Nel 2008 gli Andromeda rilasciarono il loro nuovo album, "The Immunity Zone". Non fui troppo entusiasta perché temevo che la progressive metal band svedese, come altre band, si sarebbe commercializzata. Ma, già dal primo ascolto, notai parecchie somiglianze a "II=I" e un allontanamento a "Chimera"; questo fatto lo presi benissimo, a patto che il prossimo album sarà più o meno come "Extension Of The Wish" o come lo stesso "Chimera".

L'introduzione della prima canzone dell'album, "Recognizing Fate", è in stile Megadeth, proponendo le parti più oscure di "II=I", grazie alle tastiere che si accoppiano a pesanti distorsioni di chitarra. A metà canzone il ritmo cala con arpeggi e tastiere più dolci e con una batteria che si fa notare moltissimo. La conclusione è affidata alla tastiera. "Slaves of the Plethora Season" parte subito con chitarre, tastiera e batteria per poi lasciare spazio a una voce piuttosto aggressiva. "Ghosts on Retinas" è un brano più dolce rispetto ai precedenti, con confortanti arpeggi, ma con tastiere molto cupe. Finora non ci sono parti strumentali, ma con "Censoring Truth" gli Andromeda si rifanno: introduzione con chitarre aggressive, tastiera stile Dream Theater. Scopriamo quindi che è un brano vario, con molti cambiamenti di ritmo e di musica. Dopo 4:30 ci sono gli assoli di chitarra (non bene riuscito) e di tastiera (lunghetto e ottimo), dopodichè a un momento piuttosto calmo si succede la parte più dura della canzone, la parte finale. "Worst Enemy" incomincia con un ritmo lento e sognante, ma poi si rivela una canzone dinamica; il ritornello è davvero originale. Dopo parte una piccola parte strumentale, ben riuscita. La terza parte della canzone è la più bella: il gruppo riesce a mescolare una voce soave con chitarra e batteria dure. Dopo le due tracce precedenti che riportano la band ai canoni strumentali del prog-metal, “My Star” è una canzone che esce fuori da questi canoni, che ha buoni accennni di pesantezza, ma spicca proprio per la sua anomalia: una sorta di claustrofobica cantilena dalla struttura cantautorale, dall’incedere rallentato, interpretata da Fremberg nel suo tipico approccio “sofferente”, con vaghe dissonanze ed efficaci momenti virtuosi della tastiera e della chitarra di Reinholdz.

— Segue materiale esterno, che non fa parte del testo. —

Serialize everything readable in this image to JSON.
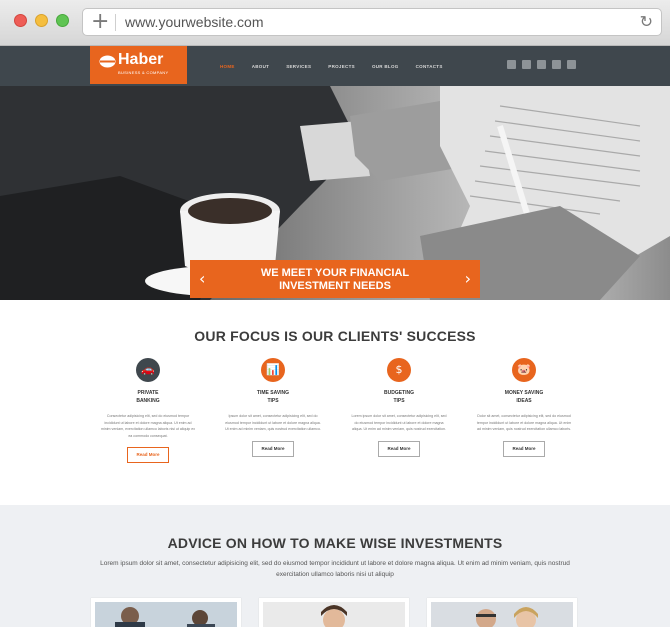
{
  "browser": {
    "url": "www.yourwebsite.com",
    "new_tab_glyph": "+",
    "reload_glyph": "↻",
    "icons": [
      "close-dot-icon",
      "minimize-dot-icon",
      "maximize-dot-icon",
      "plus-icon",
      "reload-icon"
    ]
  },
  "site": {
    "logo": {
      "name": "Haber",
      "tagline": "BUSINESS & COMPANY"
    },
    "nav": [
      "HOME",
      "ABOUT",
      "SERVICES",
      "PROJECTS",
      "OUR BLOG",
      "CONTACTS"
    ],
    "active_nav": "HOME",
    "social_icons": [
      "twitter-icon",
      "youtube-icon",
      "rss-icon",
      "facebook-icon",
      "vimeo-icon"
    ]
  },
  "hero": {
    "banner_text": "WE MEET YOUR FINANCIAL\nINVESTMENT NEEDS",
    "prev_glyph": "‹",
    "next_glyph": "›"
  },
  "focus": {
    "title": "OUR FOCUS IS OUR CLIENTS' SUCCESS",
    "features": [
      {
        "title": "PRIVATE\nBANKING",
        "icon": "car-icon",
        "glyph": "🚗",
        "desc": "Consectetur adipisicing elit, sed do eiusmod tempor incididunt ut labore et dolore magna aliqua. Ut enim ad minim veniam, exercitation ullamco laboris nisi ut aliquip ex ea commodo consequat.",
        "button": "Read More"
      },
      {
        "title": "TIME SAVING\nTIPS",
        "icon": "chart-icon",
        "glyph": "📊",
        "desc": "Ipsum dolor sit amet, consectetur adipisicing elit, sed do eiusmod tempor incididunt ut labore et dolore magna aliqua. Ut enim ad minim veniam, quis nostrud exercitation ullamco.",
        "button": "Read More"
      },
      {
        "title": "BUDGETING\nTIPS",
        "icon": "money-bag-icon",
        "glyph": "$",
        "desc": "Lorem ipsum dolor sit amet, consectetur adipisicing elit, sed do eiusmod tempor incididunt ut labore et dolore magna aliqua. Ut enim ad minim veniam, quis nostrud exercitation.",
        "button": "Read More"
      },
      {
        "title": "MONEY SAVING\nIDEAS",
        "icon": "piggy-bank-icon",
        "glyph": "🐷",
        "desc": "Dolor sit amet, consectetur adipisicing elit, sed do eiusmod tempor incididunt ut labore et dolore magna aliqua. Ut enim ad minim veniam, quis nostrud exercitation ullamco laboris.",
        "button": "Read More"
      }
    ]
  },
  "advice": {
    "title": "ADVICE ON HOW TO MAKE WISE INVESTMENTS",
    "text": "Lorem ipsum dolor sit amet, consectetur adipisicing elit, sed do eiusmod tempor incididunt ut labore et dolore magna aliqua. Ut enim ad minim veniam, quis nostrud exercitation ullamco laboris nisi ut aliquip"
  },
  "colors": {
    "accent": "#e8651e",
    "header": "#3f474d",
    "advice_bg": "#eef0f3"
  }
}
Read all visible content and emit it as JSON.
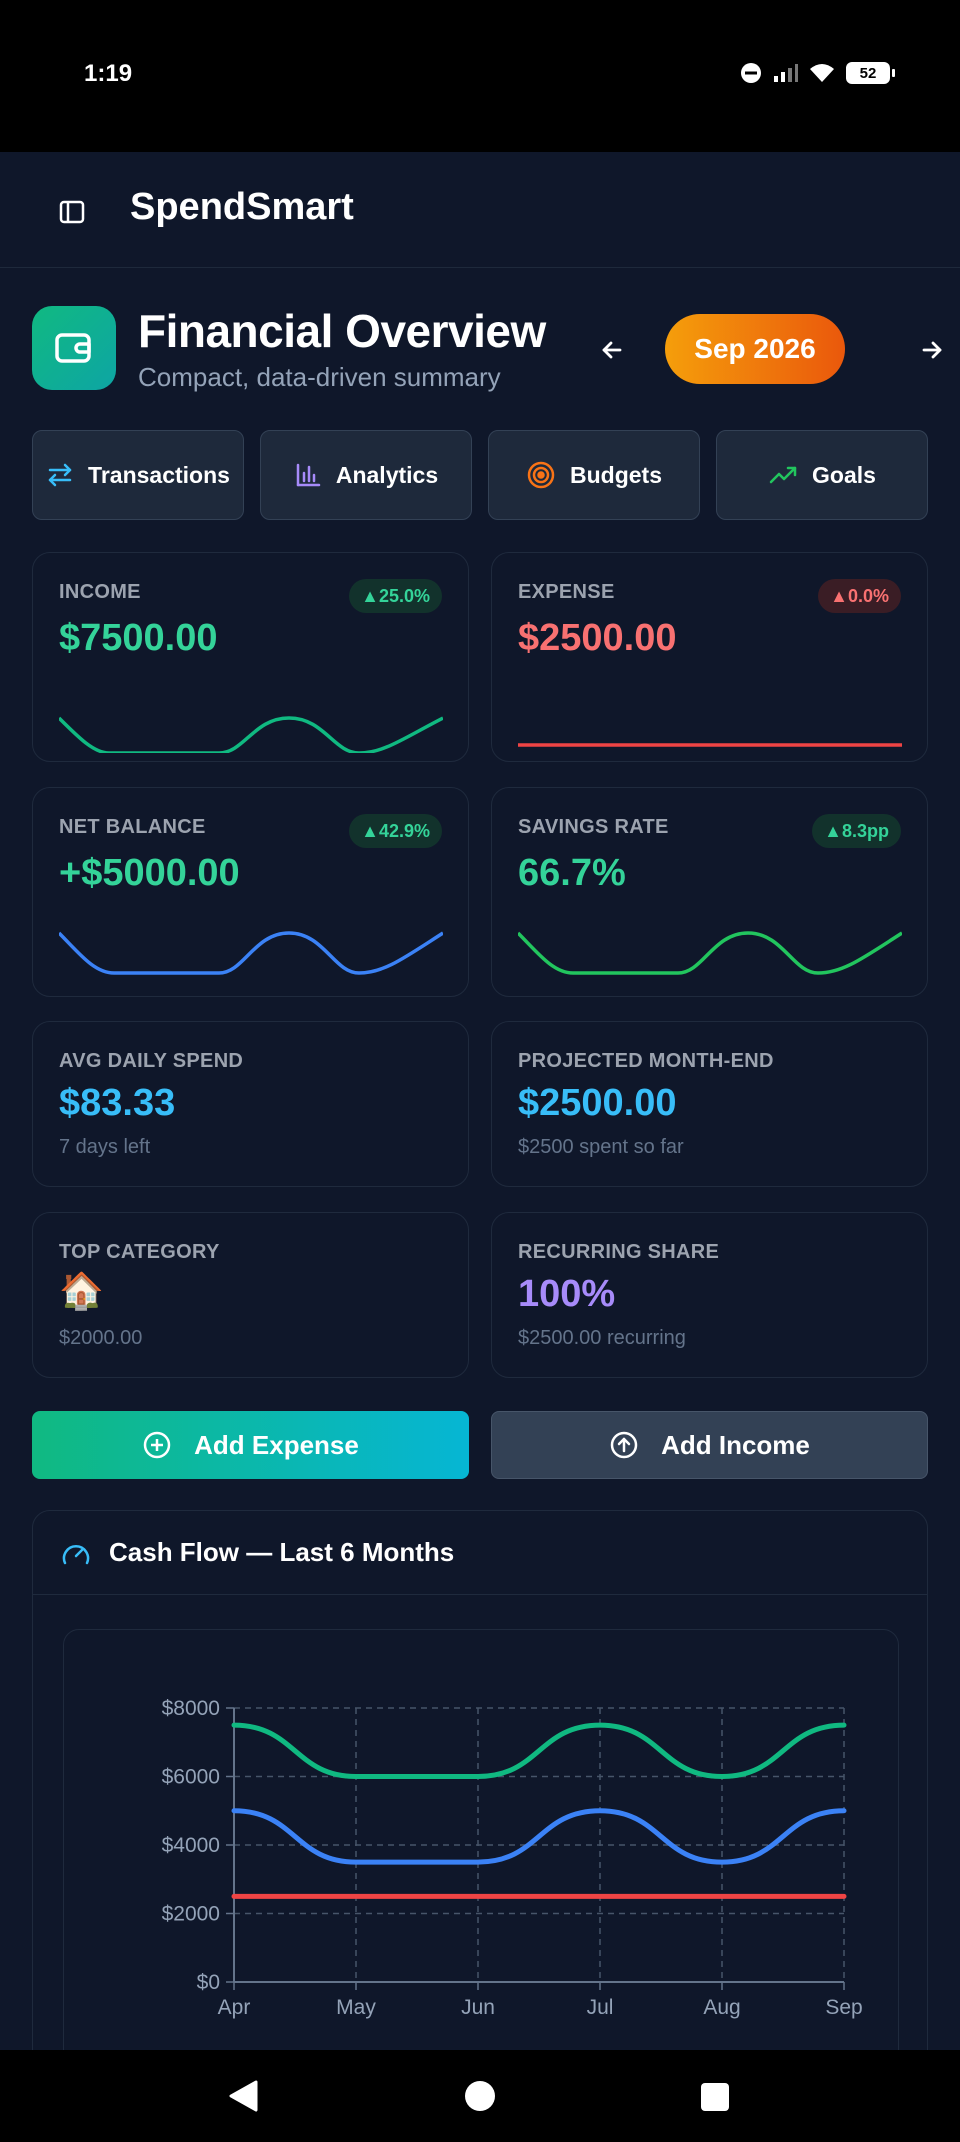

"Another Step" è forse la canzone più dura dell'album, con distorsioni di chitarre e la tastiera si limita solo all'accompagnamento. Poi però parte la sfida tastiera-chitarra: vince il chitarrista, concludendo in modo perfetto, ma la tastiera si fa comunque valere. “Shadow of a Lucent Moon” è un antipasto al capolavoro che seguirà, una semi-ballad con influenze dei Fates Warning e si può suddividere in due parti: arpeggiata e rarefatta la prima, aspra e movimentata la seconda, nella quale vengono sfruttate al meglio la tecnica della sezione ritmica e riproposte quelle note della tastiera che sono state e saranno marchio del gruppo (da cui molti gruppi recenti hanno preso spunto). Il capolavoro "Veil of Illumination", che dura 17 minuti, parte subito forte: riff movimentati, continue variazioni di tempo e vengono anche promosse bellissime melodie neo-prog; insomma, una suite che presenta tutte le influenze prog. Ci sono parti strumentali stile Dream Theater riuscitissime e su tutti gli strumenti dominano le solite chitarra e tastiera, che si mescolano nei soliti duetti-sfide. Poi il bellissimo assolo di chitarra ci fa togliere ogni dubbio che siano troppo tecnici oppure che siano troppo freddi (a seconda di come la pensiamo).

Insomma, questo CD vale sicuramente l'acquisto, ma non è certo un grandissimo capolavoro. Gli Andromeda si sono riconfermati con quest'album e l'hanno fatto benissimo. Spero solo che il prossimo album del gruppo, come ho già detto, sia lontano dal sound di questo - ma non perché questo non mi piaccia, anzi lo supera solo "II=I" -, ma perché vorrei ascoltare un sound più dolce, oppure spero almeno che il gruppo non si commercializzi (ed è questa la cosa più importante).